Os alunos se espalhavam pelas mesas. As ninfas já haviam parado de chorar e tentavam consertar a vermelhidão com pó de fada, ou sei lá o que era aquilo. O refeitório era um dos lugares mais frequentados do instituto, afinal, não é como se tivéssemos muitas opções. Isso mesmo, pode imaginar grandes jantares românticos rodeados pela escola inteira. Todo mundo aparecia por ali uma hora ou outra.

O clima parecia ainda mais triste apenas com a nossa sala espalhada pelo grandioso saguão. Hans era querido por todos, sem grandes exceções. Fico imaginando que tipo de problemas ele poderia ter tido com a direção. Não poderia ser tão sério, ele era quase perfeito. Milhões de teorias passavam pela minha cabeça.

— Luna? – Chamou Ava abanando a mão na frente do meu rosto. Tirei os olhos do reboco da parede e a encarei.

— Sim?

— Você escutou o que eu disse? – Neguei com a cabeça e enfiei um tomate na boca só para ter algo para fazer.

— Eu ouvi dizer que ele... – Ela se aproximou conspirativamente e abaixou a voz. – se apaixonou por uma humana! – Gelei e engasguei com o tomate. Tossi freneticamente tentado retomar o controle do meu corpo. Demorou alguns momentos até eu conseguir recuperar me fôlego.

— Não acredito nisso Ava, pelo amor dos Deuses é absurdo. Deve ser só fofoca de alguma ninfa dramática. – Eu estava convencida, ou quase. Afastei o prato totalmente sem apetite para continuar. Mesmo sabendo que eu provavelmente me arrependeria depois quando precisasse daquelas calorias.

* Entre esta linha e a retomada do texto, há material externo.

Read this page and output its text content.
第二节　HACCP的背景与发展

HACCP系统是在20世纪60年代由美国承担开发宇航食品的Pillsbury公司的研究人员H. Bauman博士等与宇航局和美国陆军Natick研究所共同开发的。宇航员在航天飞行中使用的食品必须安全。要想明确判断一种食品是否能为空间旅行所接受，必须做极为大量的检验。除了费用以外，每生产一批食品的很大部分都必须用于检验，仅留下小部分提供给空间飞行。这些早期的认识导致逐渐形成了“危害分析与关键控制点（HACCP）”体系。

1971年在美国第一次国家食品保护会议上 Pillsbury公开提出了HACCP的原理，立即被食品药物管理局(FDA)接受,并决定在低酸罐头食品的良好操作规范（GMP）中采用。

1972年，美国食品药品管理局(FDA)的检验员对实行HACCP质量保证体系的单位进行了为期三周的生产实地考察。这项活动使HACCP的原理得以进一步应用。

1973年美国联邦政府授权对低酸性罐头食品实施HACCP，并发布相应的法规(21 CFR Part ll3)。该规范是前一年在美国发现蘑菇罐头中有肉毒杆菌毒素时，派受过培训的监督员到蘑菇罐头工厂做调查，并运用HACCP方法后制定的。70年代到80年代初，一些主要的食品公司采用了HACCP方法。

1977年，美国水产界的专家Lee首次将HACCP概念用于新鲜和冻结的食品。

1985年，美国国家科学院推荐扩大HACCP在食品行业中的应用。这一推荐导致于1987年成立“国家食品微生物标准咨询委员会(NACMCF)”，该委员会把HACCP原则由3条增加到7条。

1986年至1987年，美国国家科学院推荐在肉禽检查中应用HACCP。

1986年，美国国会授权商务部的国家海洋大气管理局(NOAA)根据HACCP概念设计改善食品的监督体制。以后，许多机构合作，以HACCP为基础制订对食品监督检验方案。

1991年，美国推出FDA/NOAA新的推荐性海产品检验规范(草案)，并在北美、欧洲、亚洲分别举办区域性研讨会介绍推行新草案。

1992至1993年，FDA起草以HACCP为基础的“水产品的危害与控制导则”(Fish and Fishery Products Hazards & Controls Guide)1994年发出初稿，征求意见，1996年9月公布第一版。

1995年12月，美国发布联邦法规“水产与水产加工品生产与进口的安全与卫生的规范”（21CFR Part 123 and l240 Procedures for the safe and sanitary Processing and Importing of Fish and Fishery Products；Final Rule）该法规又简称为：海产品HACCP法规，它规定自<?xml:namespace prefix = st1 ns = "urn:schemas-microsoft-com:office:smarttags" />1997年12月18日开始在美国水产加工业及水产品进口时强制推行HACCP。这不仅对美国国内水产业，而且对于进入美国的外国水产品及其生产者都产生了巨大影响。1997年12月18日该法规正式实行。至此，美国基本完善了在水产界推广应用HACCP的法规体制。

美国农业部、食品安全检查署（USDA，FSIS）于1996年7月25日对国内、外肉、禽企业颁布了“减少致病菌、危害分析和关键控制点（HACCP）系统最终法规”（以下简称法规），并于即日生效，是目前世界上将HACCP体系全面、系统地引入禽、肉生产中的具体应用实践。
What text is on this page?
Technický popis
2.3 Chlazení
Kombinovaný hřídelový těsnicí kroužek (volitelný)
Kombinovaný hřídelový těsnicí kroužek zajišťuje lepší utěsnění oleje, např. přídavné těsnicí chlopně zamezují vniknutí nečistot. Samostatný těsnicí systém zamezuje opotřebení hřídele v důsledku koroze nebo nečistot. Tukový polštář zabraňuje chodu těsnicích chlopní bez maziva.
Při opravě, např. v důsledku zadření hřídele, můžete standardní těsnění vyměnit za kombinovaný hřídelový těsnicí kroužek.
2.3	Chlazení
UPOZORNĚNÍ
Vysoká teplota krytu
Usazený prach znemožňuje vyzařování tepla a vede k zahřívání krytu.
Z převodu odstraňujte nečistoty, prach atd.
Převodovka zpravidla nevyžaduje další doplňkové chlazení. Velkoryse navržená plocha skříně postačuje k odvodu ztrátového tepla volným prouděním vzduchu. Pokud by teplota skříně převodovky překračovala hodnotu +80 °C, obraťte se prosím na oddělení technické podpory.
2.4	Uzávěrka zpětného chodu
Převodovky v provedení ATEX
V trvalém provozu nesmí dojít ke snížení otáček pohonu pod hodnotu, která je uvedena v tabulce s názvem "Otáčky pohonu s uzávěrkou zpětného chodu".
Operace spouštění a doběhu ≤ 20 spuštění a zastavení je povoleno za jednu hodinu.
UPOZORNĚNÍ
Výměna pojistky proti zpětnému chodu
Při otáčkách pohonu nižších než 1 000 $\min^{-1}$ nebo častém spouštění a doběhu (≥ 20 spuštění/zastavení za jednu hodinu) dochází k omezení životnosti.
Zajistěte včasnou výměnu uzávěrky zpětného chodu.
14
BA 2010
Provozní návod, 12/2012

— Não é fofoca! - Ava levava essa coisa de fofoca muito a sério, ela tinha todo um código de conduta estruturado sobre disseminação de informação. Mas na verdade ela sabia mais fofocas que qualquer um. Qualquer coisa que estivesse acontecendo na escola, pode ter certeza que ela sabia. O que era ate bom, já que eu tinha praticamente zero de ação na minha vida e precisava me entreter com a vida alheia. Ela abaixou tanto o tom de voz que eu quase tive que ler seus lábios. – Eu ouvi uma conversa entre o diretor e o professor substituto. – Olhei ao redor para ter certeza de que ninguém estava escutando. – Ele é amigo do diretor, algum tipo de prodígio ou algo assim e veio o mais rápido possível.

— Espera você já viu o substituto? Onde? Você estava fazendo alguma coisa contra as regras não estava?

— Não tem nada sobre escutar conversas alheias no estatuto Luna. – Falou irônica.

— Ava... – Ela apenas me ignorou com um abano de mão como se aquilo não fosse importante. Nunca era mesmo com ela. Eu não sabia como ela sempre escapava ilesa dessas situações e eu sempre acabava pagando o pato.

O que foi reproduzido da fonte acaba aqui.